Sun Nov 10, 2013 10:33PM GMT

The United Kingdom says the disclosure of the country's spying activities has endangered the national security.

British Foreign Secretary William Hague and Defense Secretary Philip Hammond made the remarks on Sunday after reports that The Guardian newspaper has violated anti-terrorism laws by publishing reports based on leaked documents by US surveillance whistleblower Edward Snowden.

'By speculating about our capabilities, it makes it easier for people who want to evade interception but are seeking to damage our country, or kill people, it makes it easier for them to evade interception. That is something that is very, very serious, and very damaging,' Hague said.

'The Snowden allegations, let me put it that way, certainly have endangered our national security, made it harder for us to protect our country and other countries from terrorist attacks," he added.

Hammond also voice concern over the incident, saying, "Have the Snowden revelations damaged our ability to fight terrorism and keep Britain safe? Undoubtedly they have.
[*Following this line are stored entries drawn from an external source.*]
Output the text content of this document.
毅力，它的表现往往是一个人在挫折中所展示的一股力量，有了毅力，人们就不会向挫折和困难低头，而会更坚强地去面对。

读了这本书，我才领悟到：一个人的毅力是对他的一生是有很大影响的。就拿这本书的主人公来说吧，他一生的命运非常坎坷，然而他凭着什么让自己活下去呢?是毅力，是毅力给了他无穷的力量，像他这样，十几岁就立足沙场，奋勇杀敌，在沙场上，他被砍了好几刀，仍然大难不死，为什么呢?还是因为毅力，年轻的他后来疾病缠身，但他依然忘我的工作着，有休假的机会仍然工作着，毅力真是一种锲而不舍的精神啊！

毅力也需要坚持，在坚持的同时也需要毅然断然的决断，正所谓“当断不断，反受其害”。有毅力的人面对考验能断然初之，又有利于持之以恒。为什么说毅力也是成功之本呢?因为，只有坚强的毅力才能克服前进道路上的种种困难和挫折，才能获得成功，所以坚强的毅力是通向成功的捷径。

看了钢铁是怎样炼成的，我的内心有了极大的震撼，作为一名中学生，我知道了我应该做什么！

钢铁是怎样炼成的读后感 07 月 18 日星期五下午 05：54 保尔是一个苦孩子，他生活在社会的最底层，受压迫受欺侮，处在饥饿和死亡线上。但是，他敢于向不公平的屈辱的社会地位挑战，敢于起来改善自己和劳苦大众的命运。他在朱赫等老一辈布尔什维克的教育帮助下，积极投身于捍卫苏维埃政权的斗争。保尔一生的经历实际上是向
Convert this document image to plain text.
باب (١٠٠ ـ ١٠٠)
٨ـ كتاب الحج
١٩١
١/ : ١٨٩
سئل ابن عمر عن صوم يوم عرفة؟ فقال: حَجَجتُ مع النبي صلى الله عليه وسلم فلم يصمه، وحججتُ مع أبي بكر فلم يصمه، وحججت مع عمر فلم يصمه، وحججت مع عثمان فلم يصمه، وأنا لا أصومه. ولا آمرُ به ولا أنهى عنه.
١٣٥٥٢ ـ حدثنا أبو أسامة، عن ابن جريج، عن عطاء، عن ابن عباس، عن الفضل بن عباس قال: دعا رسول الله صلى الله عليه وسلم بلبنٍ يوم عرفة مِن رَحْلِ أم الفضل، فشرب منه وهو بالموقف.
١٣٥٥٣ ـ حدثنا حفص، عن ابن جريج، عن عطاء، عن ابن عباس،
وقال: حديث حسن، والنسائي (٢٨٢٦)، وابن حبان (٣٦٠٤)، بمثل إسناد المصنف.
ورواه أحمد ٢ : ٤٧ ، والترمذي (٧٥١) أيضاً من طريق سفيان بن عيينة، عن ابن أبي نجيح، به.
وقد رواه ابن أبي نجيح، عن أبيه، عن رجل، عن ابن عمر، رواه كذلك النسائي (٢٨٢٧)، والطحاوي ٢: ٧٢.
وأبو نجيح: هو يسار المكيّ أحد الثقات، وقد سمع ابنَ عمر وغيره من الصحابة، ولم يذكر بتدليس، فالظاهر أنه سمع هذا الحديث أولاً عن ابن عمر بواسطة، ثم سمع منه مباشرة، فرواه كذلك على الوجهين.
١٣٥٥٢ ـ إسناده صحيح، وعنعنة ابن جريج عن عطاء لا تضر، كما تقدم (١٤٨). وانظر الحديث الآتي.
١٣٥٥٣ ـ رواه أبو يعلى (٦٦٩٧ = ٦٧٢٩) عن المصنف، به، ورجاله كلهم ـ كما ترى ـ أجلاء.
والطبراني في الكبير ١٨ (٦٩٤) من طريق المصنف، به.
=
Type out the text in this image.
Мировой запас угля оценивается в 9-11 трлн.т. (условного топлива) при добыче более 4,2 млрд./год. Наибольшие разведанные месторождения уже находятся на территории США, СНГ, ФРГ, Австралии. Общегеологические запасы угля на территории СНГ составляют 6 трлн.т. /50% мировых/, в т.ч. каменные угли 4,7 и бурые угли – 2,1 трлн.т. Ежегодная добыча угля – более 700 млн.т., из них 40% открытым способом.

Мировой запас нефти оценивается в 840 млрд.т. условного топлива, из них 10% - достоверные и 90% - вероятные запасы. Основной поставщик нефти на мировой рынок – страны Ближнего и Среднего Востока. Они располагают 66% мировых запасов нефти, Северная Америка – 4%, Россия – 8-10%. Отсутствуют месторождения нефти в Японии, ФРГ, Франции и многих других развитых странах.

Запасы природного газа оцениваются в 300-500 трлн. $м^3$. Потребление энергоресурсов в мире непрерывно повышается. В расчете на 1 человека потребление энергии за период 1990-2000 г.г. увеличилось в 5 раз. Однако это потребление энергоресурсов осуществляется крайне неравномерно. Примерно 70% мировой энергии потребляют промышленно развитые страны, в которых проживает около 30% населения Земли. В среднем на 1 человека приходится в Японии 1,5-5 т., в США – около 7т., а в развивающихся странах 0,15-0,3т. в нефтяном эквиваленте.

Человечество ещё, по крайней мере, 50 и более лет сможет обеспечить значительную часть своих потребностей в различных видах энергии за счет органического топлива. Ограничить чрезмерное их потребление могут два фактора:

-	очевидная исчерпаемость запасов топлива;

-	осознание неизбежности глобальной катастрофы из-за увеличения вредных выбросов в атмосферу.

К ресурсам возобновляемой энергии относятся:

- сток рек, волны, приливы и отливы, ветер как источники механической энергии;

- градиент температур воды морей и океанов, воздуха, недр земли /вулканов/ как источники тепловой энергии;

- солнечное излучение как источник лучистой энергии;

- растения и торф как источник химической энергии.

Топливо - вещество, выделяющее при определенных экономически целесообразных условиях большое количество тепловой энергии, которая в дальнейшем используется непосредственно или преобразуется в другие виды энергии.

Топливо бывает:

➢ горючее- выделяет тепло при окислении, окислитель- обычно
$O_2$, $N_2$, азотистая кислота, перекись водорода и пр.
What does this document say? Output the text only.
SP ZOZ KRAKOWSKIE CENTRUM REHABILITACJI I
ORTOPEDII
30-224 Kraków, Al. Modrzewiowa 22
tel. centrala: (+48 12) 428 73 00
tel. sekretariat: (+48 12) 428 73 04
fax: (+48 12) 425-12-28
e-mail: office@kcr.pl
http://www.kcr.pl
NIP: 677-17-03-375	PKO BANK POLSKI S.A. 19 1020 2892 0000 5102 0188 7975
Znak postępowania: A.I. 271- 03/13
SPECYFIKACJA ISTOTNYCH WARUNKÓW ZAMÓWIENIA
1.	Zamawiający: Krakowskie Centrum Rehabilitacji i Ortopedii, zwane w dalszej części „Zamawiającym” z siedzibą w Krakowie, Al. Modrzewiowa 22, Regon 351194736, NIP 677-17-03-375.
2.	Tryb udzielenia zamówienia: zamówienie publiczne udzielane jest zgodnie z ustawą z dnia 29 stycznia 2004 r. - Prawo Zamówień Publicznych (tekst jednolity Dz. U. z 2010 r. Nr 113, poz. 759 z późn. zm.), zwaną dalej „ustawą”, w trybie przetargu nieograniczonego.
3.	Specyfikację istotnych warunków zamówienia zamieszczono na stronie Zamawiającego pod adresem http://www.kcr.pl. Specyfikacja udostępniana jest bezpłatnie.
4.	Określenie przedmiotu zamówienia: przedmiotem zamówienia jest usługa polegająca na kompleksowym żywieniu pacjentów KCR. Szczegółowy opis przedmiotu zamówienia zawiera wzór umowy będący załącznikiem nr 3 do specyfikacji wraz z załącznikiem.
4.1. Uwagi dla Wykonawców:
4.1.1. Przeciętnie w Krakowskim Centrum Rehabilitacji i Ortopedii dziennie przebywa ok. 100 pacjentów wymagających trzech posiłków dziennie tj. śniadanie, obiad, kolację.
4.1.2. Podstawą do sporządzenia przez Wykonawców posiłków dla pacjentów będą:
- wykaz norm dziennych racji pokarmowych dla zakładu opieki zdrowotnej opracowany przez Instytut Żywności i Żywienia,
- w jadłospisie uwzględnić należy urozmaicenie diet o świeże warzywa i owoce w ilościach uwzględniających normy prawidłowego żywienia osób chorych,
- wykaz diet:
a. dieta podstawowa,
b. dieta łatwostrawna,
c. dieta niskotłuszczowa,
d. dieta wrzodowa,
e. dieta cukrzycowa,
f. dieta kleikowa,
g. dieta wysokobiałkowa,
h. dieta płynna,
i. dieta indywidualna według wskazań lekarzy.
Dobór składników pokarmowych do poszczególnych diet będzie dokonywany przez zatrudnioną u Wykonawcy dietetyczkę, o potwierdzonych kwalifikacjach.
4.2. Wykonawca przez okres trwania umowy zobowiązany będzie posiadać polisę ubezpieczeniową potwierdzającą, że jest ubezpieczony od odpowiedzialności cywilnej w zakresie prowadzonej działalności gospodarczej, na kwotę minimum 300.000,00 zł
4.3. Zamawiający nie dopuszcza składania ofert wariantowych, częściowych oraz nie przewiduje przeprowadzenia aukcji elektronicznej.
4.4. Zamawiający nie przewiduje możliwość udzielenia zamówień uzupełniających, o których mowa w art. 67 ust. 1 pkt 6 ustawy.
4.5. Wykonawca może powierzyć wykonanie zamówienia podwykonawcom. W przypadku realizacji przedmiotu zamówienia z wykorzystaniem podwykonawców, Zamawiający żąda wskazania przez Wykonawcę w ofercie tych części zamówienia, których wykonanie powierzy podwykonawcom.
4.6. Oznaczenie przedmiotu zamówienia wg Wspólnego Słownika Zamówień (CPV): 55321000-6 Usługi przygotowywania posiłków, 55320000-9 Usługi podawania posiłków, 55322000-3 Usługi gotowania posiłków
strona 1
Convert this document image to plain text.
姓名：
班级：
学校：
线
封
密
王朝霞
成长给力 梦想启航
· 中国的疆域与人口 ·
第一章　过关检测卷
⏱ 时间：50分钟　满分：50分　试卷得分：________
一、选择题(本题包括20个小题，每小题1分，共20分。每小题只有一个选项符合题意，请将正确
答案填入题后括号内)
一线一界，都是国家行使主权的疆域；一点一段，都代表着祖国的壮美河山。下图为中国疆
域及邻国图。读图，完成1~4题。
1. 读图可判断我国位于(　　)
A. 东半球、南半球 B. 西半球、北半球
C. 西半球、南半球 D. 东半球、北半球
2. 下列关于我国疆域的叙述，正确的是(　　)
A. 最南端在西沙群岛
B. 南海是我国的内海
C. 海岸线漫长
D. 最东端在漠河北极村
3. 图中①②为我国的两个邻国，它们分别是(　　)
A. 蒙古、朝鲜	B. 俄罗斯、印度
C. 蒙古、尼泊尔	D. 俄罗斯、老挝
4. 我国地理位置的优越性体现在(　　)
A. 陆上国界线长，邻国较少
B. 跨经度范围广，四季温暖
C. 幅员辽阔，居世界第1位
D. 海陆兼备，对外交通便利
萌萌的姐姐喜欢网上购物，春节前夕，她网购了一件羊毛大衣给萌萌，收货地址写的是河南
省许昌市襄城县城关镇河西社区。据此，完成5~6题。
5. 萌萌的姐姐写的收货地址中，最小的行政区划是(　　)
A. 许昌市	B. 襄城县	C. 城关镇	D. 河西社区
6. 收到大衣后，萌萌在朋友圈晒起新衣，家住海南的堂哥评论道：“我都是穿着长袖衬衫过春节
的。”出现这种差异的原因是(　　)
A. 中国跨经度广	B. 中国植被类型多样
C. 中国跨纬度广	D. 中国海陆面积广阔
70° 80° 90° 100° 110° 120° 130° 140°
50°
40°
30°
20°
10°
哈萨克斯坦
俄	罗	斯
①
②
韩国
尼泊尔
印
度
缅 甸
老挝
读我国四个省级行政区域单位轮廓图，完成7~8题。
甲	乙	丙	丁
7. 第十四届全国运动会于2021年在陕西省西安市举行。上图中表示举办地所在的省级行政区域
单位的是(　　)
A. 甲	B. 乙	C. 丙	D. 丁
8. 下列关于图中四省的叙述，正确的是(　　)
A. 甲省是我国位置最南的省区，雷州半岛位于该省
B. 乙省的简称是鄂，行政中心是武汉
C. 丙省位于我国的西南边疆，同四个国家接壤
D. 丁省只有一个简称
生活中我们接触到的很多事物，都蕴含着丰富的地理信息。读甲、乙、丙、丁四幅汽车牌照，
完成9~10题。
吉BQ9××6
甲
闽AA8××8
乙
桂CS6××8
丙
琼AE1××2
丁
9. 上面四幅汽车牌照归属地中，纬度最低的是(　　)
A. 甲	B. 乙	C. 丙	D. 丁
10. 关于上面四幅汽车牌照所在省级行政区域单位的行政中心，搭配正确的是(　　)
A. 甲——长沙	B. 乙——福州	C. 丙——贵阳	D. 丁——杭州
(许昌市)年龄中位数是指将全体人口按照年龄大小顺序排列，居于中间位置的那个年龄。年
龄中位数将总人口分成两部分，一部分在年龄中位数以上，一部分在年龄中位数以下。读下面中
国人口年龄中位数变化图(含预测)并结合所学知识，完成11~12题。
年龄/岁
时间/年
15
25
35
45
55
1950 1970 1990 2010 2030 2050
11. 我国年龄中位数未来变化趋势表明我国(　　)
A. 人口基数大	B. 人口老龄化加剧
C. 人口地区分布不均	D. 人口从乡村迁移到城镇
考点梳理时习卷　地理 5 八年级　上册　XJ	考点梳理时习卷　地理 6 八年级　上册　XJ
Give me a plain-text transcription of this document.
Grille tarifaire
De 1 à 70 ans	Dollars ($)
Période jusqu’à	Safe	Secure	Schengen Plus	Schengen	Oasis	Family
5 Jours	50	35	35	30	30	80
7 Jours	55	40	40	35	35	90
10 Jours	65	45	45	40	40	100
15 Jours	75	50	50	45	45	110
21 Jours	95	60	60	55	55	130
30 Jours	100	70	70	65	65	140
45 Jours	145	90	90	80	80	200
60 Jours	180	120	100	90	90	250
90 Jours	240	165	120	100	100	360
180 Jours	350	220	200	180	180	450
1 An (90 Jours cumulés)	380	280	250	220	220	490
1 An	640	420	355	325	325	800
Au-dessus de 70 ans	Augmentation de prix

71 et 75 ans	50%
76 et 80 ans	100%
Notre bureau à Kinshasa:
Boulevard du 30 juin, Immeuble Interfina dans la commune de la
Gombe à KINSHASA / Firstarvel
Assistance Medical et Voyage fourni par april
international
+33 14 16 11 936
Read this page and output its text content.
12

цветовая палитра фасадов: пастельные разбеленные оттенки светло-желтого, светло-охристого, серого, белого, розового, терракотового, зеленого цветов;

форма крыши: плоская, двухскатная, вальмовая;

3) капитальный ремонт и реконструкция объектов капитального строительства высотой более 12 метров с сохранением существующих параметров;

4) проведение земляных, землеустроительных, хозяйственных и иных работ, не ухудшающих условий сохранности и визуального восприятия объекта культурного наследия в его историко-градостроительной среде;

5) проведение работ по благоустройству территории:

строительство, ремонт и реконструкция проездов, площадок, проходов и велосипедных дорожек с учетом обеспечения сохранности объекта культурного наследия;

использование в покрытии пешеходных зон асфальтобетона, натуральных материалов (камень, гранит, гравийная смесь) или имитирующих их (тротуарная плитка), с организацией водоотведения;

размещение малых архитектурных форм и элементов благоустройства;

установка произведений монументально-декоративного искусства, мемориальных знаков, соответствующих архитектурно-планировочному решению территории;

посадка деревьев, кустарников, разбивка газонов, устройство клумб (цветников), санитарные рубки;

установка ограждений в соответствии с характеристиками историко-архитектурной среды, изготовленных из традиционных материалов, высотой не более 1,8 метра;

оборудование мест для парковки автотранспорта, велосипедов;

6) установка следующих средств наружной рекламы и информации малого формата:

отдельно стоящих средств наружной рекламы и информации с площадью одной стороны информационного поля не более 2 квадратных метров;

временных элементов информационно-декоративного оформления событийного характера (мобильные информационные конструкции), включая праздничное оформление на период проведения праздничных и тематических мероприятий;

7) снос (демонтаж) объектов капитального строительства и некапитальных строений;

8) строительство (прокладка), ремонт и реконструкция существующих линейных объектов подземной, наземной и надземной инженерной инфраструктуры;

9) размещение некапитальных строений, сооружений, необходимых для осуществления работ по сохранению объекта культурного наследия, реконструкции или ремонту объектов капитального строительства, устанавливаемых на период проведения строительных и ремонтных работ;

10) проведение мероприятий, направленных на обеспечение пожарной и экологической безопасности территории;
Anything that gives away the tradecraft, the methods, the methodologies of the security services and the agencies is, of course, hugely valuable to those who wish us harm.'

The defense secretary, however, did not comment on measures for prosecuting the newspaper for its role in the revelations.

'Action against any particular media outlet in any particular country, unfortunately, is not going to reverse the damage that has been done,' he said.

Liam Fox, the former defense secretary, has written to the Director of Public Prosecutions (DPP) Alison Saunders, urging her to establish whether the newspaper violated any anti-terrorism laws.

Fox also asked the DPP on how a prosecution against The Guardian could be "initiated" and accused the newspaper's editor Alan Rusbridger of having "no sense of understanding" about the consequences of the disclosures.

British Prime Minister David Cameron indicated on October 28 that the government may take action against newspapers for publishing "damaging" intelligence leaks from Snowden.

Cameron suggested measures such as imposing court injunctions on papers or use of D-notices in order to prevent the publication of documents revealing NSA spying activities.

The Guardian has published a number of reports based on the leaked documents revealing joint spying practices of UK spying agency Government Communications Headquarters (GCHQ) and its American counterpart, the National Security Agency (NSA).

According to the reports, GCHQ has secretly accessed millions of phone calls and electronic communications, using the NSA's Tempora program to circumvent UK law.

GCHQ head Sir Ian Lobban has said that the Snowden revelations have made their job "far, far harder for years to come."

In June, Snowden leaked two top secret US government spying programs, which revealed that the NSA and the Federal Bureau of Investigation (FBI) had been eavesdropping on millions of American and European phone records and the Internet data from major Internet companies such as Facebook, Yahoo, Google, Apple, and Microsoft.

The NSA scandal took even broader dimensions when Snowden revealed information about the organization's espionage activities targeting friendly countries.